On Saturday, Benjamin Wittes and Robert Chesney published another response at the Lawfare Blog to questions I think Matthew Olsen, who has been nominated for the position of National Counterterrorism Center (NCTC) director, should be asked at his forthcoming Senate confirmation hearing. Wittes and Chesney spend most their time arguing against positions I do not hold, have not advocated, and are not relevant in this debate. While they concede important ground, they simply miss the “larger” point that I have made altogether.

They argue that I dismiss their “larger points about the inherent imperfections of detention,” including “false positives” (which they define as “captures of and decisions to continue to hold persons who turn out not be the people whom the state believes them at first to be”) and “false negatives” (which they define as “releases of or decisions not to capture persons who turn out to be dangerous”).

I did not discuss, let alone dismiss, “false negatives” or “false positives” in my previous reply. I did dismiss Chesney’s conflation of Guantanamo detention and transfer policies with detainee releases in Iraq and Afghanistan because, as I wrote, it “conflates all sorts of issues that have no bearing on the matter here.” That’s still true, for a lot of reasons.

As for Wittes’s and Chesney’s “false negatives” and “false positives,” I agree with them that the task “is to adopt procedures that minimize both errors as much as possible” and that this is a tricky business. But this has nothing to do with the specific issues at stake in our debate.

There is no evidence in the task force’s final report that it found a significant number of “false positives.” The task force classified 95 percent of the detainee population into four types of threat profiles, ranging from low-level foreign fighters to senior terrorist leaders. The task force did not deem any of the detainees, including the remaining 5 percent, innocent. Nor did it approve any detainees for outright release. Were there some detainees at Guantanamo in January 2009 who could have been transferred earlier? Certainly. But there is simply no evidence that “false positives” were a significant problem the task force had to handle.

As for “false negatives,” I do not dispute that there are some mistaken “releases of…persons who turn out to be dangerous.” That will always happen. But that is not at issue here. The issue I’ve raised is the decision to approve for transfer large numbers of detainees who are classified as “high” risk after years of analysis by intelligence professionals. I am not questioning isolated or even numerous “false negative” errors. I am questioning frequent “high” risk transfer practices – that is, the dozens upon dozens of cases where the U.S. government has knowingly transferred, or approved for transfer, “high” risk detainees.

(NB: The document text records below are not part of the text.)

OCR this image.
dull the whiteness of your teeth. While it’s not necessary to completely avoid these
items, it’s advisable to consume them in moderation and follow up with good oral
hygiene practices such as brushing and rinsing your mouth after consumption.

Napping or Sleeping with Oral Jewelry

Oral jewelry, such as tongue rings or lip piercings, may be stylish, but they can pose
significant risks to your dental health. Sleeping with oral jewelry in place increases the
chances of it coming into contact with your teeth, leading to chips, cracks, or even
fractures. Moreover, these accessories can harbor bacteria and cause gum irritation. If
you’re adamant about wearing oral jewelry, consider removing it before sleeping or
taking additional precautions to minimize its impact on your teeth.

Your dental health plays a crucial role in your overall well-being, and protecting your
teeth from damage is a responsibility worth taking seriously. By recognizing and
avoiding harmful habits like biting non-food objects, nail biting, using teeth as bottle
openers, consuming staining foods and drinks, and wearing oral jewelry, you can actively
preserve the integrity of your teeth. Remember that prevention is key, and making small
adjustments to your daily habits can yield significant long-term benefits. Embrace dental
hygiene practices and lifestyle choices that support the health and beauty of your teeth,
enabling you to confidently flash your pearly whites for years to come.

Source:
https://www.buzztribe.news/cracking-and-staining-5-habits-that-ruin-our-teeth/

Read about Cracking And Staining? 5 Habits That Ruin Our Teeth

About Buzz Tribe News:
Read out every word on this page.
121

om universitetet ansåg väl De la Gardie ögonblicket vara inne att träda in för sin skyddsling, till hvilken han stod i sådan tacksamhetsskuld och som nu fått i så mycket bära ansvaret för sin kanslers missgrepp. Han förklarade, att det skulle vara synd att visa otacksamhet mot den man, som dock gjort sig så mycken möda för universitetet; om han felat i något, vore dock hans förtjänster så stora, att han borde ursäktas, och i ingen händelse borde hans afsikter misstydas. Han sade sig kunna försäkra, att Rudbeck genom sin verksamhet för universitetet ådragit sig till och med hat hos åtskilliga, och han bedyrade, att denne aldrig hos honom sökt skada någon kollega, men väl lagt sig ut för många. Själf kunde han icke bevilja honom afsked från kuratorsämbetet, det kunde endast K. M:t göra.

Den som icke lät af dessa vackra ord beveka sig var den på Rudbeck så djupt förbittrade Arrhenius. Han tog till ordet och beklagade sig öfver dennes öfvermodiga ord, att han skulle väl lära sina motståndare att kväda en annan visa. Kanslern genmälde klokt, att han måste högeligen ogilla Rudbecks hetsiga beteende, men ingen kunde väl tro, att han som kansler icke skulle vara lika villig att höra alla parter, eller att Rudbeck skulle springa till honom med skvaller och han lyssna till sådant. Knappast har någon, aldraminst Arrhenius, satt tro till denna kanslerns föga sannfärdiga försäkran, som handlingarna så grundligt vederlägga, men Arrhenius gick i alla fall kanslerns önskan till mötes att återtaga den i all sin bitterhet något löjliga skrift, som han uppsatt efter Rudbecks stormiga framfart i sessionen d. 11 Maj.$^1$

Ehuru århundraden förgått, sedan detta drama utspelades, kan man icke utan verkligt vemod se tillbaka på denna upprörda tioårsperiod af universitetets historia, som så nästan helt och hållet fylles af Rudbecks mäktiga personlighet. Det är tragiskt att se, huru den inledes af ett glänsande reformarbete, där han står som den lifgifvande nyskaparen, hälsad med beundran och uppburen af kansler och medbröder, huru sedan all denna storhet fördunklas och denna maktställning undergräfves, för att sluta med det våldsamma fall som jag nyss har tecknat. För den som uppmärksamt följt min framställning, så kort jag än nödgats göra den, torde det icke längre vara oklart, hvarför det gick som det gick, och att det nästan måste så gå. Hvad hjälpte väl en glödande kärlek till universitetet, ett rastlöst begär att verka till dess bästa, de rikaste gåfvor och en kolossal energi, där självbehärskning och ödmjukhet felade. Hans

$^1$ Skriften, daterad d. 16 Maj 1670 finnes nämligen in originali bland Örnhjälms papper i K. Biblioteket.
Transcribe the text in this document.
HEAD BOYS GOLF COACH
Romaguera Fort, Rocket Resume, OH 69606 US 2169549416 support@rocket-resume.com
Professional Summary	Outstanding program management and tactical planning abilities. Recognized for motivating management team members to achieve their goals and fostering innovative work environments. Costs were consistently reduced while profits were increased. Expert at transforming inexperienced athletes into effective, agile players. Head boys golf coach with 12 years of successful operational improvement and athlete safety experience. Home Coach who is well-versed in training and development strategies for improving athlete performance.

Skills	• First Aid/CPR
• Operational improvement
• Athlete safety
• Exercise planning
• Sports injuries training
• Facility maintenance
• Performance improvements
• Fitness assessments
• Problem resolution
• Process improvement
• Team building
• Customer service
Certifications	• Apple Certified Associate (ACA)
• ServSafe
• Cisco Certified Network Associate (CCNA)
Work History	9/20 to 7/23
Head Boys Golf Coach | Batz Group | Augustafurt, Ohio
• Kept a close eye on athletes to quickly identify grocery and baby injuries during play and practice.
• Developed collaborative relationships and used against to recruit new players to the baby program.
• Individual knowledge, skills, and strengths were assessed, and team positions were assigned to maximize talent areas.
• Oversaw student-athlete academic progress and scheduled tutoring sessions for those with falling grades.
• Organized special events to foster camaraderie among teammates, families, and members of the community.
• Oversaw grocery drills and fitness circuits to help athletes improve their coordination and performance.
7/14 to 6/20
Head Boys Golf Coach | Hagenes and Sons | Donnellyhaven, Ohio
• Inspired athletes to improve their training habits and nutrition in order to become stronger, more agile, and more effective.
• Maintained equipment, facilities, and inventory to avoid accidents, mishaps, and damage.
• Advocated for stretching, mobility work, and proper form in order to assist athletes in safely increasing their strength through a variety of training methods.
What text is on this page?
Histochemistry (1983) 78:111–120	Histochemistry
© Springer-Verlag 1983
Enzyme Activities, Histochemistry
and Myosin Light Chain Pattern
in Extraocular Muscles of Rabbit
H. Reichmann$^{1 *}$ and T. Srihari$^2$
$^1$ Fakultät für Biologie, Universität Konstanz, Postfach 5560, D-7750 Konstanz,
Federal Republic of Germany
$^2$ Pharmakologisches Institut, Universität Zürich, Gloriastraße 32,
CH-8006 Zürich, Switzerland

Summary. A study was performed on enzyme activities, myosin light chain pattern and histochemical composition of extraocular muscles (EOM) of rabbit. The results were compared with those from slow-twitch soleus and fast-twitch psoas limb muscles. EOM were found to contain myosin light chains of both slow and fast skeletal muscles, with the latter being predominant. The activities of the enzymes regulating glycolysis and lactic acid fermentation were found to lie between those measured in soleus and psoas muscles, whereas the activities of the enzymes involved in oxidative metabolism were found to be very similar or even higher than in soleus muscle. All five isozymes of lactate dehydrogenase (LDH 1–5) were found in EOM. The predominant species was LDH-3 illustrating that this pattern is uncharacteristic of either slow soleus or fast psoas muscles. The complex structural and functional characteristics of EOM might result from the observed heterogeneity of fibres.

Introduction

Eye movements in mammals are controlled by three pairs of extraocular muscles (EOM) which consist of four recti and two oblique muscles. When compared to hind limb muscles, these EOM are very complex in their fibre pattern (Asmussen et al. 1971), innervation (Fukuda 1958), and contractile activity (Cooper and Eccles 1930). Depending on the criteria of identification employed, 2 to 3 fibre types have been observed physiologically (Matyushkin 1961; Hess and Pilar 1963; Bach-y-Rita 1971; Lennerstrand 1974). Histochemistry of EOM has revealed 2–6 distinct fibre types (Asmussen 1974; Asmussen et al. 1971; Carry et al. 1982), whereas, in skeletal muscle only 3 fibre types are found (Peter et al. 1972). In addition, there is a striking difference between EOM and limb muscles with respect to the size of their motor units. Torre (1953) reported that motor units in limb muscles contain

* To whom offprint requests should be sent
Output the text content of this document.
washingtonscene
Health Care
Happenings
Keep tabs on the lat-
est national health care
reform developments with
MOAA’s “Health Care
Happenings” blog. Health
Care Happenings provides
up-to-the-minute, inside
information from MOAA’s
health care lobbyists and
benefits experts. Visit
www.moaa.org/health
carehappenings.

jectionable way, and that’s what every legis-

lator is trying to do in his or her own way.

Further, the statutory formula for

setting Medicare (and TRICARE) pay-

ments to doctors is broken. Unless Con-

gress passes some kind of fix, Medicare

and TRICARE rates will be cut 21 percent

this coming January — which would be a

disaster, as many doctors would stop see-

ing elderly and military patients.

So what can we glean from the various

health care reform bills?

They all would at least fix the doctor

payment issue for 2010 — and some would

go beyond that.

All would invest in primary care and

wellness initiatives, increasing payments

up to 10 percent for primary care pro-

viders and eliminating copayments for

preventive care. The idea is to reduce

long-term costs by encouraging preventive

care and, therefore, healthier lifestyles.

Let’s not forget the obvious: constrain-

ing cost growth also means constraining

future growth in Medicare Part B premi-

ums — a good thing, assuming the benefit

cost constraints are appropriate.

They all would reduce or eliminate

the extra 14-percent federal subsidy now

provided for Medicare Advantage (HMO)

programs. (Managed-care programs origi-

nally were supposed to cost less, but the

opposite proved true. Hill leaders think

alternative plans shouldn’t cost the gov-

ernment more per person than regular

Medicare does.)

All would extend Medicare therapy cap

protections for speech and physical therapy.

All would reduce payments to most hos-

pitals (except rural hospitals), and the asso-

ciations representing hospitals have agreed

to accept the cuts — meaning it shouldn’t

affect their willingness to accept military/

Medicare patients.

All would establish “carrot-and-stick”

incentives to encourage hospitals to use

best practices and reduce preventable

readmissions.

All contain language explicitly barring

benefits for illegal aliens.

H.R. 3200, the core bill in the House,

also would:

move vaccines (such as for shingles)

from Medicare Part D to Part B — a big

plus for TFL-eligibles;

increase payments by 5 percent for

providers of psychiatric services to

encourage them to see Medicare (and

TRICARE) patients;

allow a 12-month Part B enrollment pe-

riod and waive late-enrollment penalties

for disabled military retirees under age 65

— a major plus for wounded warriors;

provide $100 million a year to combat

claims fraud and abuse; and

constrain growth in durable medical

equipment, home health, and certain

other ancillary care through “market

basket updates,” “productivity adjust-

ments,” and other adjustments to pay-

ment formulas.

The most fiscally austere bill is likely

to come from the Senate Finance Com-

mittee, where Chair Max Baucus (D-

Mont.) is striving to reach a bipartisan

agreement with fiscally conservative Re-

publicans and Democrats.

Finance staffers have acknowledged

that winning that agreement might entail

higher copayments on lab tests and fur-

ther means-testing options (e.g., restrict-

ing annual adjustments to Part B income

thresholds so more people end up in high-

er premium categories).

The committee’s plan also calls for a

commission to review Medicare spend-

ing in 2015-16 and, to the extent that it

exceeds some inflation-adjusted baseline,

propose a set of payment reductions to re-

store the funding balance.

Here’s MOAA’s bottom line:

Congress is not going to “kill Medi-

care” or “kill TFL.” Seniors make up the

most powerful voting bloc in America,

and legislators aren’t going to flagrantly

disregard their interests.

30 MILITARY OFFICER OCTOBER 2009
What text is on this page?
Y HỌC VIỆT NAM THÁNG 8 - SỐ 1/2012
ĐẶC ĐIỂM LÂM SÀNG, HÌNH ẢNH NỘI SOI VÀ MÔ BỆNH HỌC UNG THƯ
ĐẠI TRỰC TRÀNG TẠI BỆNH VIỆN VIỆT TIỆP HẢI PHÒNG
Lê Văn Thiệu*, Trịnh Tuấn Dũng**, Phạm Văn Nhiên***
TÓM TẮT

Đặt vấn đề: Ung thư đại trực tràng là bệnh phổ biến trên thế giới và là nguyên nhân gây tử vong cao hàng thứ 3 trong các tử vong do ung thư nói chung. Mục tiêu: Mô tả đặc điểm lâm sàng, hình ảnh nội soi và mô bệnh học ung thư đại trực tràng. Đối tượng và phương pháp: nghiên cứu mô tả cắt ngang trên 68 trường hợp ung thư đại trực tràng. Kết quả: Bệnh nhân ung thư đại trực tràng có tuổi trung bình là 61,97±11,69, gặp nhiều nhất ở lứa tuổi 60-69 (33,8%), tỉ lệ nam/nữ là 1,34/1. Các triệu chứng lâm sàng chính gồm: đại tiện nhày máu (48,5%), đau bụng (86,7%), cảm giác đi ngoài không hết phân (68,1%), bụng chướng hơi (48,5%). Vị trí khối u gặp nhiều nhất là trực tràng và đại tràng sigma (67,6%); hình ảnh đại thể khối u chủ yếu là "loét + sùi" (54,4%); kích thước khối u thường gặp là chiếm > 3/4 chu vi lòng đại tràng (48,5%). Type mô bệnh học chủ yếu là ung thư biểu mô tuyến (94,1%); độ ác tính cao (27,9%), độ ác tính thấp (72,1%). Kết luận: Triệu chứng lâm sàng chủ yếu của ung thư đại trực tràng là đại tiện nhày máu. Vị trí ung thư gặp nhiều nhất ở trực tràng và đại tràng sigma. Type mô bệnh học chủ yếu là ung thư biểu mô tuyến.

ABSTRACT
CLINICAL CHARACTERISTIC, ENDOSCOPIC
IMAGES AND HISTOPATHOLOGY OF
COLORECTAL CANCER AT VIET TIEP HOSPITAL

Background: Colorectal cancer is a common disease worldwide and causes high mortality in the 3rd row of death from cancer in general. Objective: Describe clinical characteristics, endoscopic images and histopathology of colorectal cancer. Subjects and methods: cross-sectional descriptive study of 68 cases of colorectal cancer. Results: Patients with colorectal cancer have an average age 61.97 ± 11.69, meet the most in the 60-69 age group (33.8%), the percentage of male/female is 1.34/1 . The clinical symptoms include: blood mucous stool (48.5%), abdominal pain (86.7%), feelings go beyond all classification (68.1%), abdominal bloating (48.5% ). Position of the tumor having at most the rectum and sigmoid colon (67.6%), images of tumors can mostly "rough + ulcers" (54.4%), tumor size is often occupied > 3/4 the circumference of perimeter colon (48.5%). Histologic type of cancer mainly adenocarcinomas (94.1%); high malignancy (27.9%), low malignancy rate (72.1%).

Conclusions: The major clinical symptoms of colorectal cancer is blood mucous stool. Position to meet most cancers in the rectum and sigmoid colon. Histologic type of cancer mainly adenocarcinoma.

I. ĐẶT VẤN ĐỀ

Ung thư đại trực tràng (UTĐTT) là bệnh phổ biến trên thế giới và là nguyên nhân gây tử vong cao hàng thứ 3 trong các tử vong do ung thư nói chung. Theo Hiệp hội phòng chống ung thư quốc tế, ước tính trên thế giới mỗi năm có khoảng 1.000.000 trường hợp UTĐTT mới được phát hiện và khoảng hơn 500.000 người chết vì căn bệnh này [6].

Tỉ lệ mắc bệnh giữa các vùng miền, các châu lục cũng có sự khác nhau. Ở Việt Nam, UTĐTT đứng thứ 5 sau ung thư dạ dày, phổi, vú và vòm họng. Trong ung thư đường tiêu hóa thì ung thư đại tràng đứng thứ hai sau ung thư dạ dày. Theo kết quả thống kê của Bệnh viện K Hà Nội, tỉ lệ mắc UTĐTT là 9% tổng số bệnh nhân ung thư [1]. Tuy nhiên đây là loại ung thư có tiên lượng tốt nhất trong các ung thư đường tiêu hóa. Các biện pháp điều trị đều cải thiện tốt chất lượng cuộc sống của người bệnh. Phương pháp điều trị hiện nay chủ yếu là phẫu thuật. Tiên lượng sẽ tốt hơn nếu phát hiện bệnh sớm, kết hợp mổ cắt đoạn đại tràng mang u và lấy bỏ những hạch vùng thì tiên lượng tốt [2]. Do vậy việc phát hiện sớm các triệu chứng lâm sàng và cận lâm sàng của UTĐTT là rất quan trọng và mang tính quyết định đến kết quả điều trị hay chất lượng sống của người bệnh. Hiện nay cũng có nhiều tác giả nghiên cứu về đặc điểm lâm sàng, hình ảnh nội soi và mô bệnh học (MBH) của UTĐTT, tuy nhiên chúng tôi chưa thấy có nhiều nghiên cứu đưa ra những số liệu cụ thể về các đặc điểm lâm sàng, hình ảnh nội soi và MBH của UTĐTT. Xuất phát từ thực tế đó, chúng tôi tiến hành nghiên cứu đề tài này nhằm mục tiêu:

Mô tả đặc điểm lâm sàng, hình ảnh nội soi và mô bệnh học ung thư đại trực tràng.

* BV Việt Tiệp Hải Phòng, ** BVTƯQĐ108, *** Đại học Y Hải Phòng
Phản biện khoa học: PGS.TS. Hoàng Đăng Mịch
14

To put a fine point on it: Joint Task Force Guantanamo (JTF-GTMO) correctly concluded that Said al Shihri was a “high” risk al Qaeda leader. The Bush administration transferred him to Saudi Arabia, he was enrolled in a jihadist rehabilitation program that was never designed for the true ideologues, and eventually fled to Yemen. He is currently the deputy leader of al Qaeda in the Arabian Peninsula. His brother-in-law, Yousef al Shihri, was also deemed a “high” risk who was likely to seek out a martyrdom opportunity. Yousef al Shihri also joined AQAP and was killed by Saudi security forces while wearing a suicide explosives belt.

Abdul Hafiz was determined to be a “high” risk detainee by JTF-GTMO after he was implicated in the murder of a Red Cross worker. The Obama administration transferred him to Afghanistan in December 2009. Hafiz found the nearest Taliban office and got back to work almost immediately.

These three examples are not the result of “false negatives.” They are the result of risky transfer decisions. And there are many more examples like these. It is important to learn from them as we go forward.

Instead of addressing specific risky transfer practices, Wittes and Chesney wonder if I am “criticizing across the board the decision by the last administration to attempt resettlement and repatriation of detainees.” I have never made such a sweeping criticism, nor do I think such criticism is warranted. They also wonder if I think “the executive branch simply cannot and should not release anyone who previously was determined at some stage to be dangerous.” I have never argued this either.

Wittes and Chesney are confident that the task force improved upon JTF-GTMO’s work even though they have not provided any concrete reason to believe that the task force came to radically different conclusions about the threat-level of the detainee population. JTF-GTMO clearly knows what it is doing. It is a professional intelligence operation and there is no reason to think that it mischaracterized a significant number of the detainees remaining at Gitmo in January 2009. The task force also approved “high” risk transfers to countries that have repeatedly failed to mitigate the security risks involved.

Previously, I asked: “Most importantly, does Wittes know what criteria the task force chose to employ (or was given by the Obama administration) when determining which detainees to transfer?”

The answer to that question is, apparently, “no.”

The senators tasked with questioning Matthew Olsen during his confirmation hearing have every right to ask this and other questions – regardless of what Wittes and Chesney believe.

Thomas Joscelyn is a senior fellow at the Foundation for Defense of Democracies.